The Office of the United States Trade Representative (USTR) has long treated the content industry and major pharmaceutical companies as its principal constituents, using its bully pulpit to export overbroad intellectual property (IP) enforcement practices around the world. This is evidenced in the negotiations over trade agreements like ACTA and TPP, but we can also see it in the process of developing the yearly Special 301 reports—a set of tiered “watch lists” of countries that have been singled out for having “bad” IP policies.

Since 1989, the USTR has used these reports to hint at the threat of trade repercussions for those countries who do not choose to adopt copyright, trademark, and patent laws that mirror, or in some cases exceed, US law. Although a listing in the 301 report doesn’t lead directly to the imposition of trade sanctions, several countries—such as Spain—have unfortunately felt compelled to enact dangerous IP laws to pacify the USTR. The USTR has never published its exact criteria for determining who will be included in the Special 301 reports, but we do know that the reports are far from objective and almost always follow the recommendations of big pharma companies and the International Intellectual Property Alliance.
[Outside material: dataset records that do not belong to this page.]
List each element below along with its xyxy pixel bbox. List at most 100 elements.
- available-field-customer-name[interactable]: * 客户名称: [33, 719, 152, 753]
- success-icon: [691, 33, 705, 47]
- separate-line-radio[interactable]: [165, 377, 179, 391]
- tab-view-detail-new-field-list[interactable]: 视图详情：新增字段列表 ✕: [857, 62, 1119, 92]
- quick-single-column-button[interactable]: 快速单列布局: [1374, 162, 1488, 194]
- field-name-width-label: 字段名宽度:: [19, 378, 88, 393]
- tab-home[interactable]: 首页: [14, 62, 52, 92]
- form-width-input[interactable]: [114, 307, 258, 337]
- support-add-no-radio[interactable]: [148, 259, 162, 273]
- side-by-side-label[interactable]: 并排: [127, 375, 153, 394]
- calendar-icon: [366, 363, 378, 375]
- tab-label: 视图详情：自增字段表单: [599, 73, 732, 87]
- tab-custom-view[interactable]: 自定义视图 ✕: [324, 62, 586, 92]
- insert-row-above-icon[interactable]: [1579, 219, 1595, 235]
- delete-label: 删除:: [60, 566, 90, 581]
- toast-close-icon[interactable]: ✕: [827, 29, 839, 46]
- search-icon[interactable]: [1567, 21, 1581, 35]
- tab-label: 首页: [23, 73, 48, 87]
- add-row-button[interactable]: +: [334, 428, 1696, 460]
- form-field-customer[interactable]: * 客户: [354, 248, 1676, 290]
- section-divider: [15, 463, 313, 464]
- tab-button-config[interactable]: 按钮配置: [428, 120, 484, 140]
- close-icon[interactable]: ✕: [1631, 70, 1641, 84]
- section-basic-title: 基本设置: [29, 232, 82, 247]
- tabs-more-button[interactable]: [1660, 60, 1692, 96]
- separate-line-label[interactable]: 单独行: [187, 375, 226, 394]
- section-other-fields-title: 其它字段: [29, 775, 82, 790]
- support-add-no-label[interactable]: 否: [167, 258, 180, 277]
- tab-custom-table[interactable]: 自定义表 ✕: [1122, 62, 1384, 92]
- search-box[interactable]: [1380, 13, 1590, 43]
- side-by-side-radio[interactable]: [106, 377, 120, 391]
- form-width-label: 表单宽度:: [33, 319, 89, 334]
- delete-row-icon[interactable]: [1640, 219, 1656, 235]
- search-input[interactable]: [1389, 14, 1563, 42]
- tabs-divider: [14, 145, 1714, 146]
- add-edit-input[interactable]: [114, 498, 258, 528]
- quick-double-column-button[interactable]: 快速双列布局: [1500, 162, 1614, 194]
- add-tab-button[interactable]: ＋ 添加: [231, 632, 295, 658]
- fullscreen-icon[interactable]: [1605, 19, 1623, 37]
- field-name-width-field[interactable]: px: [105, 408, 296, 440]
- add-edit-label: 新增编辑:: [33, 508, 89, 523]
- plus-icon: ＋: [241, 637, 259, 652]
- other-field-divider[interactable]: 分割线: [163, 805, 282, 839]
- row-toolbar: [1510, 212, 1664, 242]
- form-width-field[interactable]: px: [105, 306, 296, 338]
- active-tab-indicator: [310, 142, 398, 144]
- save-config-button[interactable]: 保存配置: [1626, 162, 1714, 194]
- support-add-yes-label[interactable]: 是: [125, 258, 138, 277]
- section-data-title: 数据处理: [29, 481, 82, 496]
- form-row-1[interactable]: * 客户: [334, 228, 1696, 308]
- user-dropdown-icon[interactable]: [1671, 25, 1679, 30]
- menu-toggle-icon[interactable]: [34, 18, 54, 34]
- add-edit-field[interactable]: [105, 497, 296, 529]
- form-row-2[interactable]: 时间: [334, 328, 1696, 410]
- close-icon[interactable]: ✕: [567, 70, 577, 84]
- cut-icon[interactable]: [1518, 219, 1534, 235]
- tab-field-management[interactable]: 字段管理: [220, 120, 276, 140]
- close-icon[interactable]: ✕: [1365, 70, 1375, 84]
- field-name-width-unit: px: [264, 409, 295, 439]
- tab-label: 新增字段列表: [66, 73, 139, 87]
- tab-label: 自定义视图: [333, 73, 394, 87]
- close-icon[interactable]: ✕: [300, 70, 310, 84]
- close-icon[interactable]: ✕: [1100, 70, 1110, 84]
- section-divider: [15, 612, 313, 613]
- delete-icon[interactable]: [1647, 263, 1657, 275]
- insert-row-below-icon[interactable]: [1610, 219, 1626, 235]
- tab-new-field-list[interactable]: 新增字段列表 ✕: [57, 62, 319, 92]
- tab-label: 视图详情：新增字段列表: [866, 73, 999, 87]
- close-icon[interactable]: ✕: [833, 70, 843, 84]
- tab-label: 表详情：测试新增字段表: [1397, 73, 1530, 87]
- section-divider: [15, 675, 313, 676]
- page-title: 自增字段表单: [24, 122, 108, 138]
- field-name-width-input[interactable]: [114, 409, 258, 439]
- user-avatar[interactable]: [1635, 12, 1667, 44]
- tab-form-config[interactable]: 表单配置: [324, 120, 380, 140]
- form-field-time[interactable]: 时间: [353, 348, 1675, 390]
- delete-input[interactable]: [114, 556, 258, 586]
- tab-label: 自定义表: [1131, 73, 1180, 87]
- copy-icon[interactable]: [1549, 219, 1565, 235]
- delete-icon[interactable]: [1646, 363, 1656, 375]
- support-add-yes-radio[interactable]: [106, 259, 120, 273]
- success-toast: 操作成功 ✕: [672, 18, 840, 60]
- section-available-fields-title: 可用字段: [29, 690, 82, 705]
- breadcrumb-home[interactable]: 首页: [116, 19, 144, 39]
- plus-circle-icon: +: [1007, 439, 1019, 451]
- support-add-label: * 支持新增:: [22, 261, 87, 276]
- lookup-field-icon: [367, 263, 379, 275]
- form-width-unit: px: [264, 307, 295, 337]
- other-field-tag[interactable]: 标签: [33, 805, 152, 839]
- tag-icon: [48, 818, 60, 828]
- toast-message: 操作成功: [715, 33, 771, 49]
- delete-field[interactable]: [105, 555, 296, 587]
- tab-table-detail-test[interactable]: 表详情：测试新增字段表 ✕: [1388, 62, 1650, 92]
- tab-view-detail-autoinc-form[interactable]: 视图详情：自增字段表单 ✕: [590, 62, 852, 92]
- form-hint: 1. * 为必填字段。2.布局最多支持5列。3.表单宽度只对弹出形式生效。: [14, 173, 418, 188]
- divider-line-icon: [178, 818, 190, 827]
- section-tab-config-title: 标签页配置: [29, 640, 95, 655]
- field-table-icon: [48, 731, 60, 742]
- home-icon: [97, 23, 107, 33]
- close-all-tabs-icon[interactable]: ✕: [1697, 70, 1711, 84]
For the past couple years, the USTR has opened permitted interested parties to submit comments. But to little purpose, other than allowing the USTR to pretend it has “consulted” with all stakeholders. While EFF, along with other civil society groups, have submitted comments in the past [pdf], the USTR’s reports have never acknowledged any of our serious concerns with this process. As has been the case with other trade-related venues, civil society continues to be shut out and ignored.

The framing of this year’s request for public comments makes it all too clear that the USTR isn’t interested in alternative views. As Mike Masnick of Techdirt points out, the USTR call for comments pre-supposes a myopic concern for IP rightsholders. The Federal Register Notice reads:

USTR requests that interested persons identify those countries that deny adequate and effective protection for intellectual property rights or deny fair and equitable market access to U.S. persons who rely on intellectual property protection.

As reflected here and in all prior Special 301 Reports, there is little room to raise questions about how such policies adversely affect the public. Unchecked, over-expansive IP policies have led to countless unintended consequences in the US and around the world.  Those consequences should be integral to the USTR’s consideration of any country’s IP policy.

US foreign policy on IP should be fair and transparent, be based on empirical evidence, and pay close attention to the needs of users as well as large IP groups.  As a government body that has come to have such influence over international IP policy, the USTR should seek to maximize creativity and innovation for the whole of society, not merely to protect the commercial interests of a few powerful industries.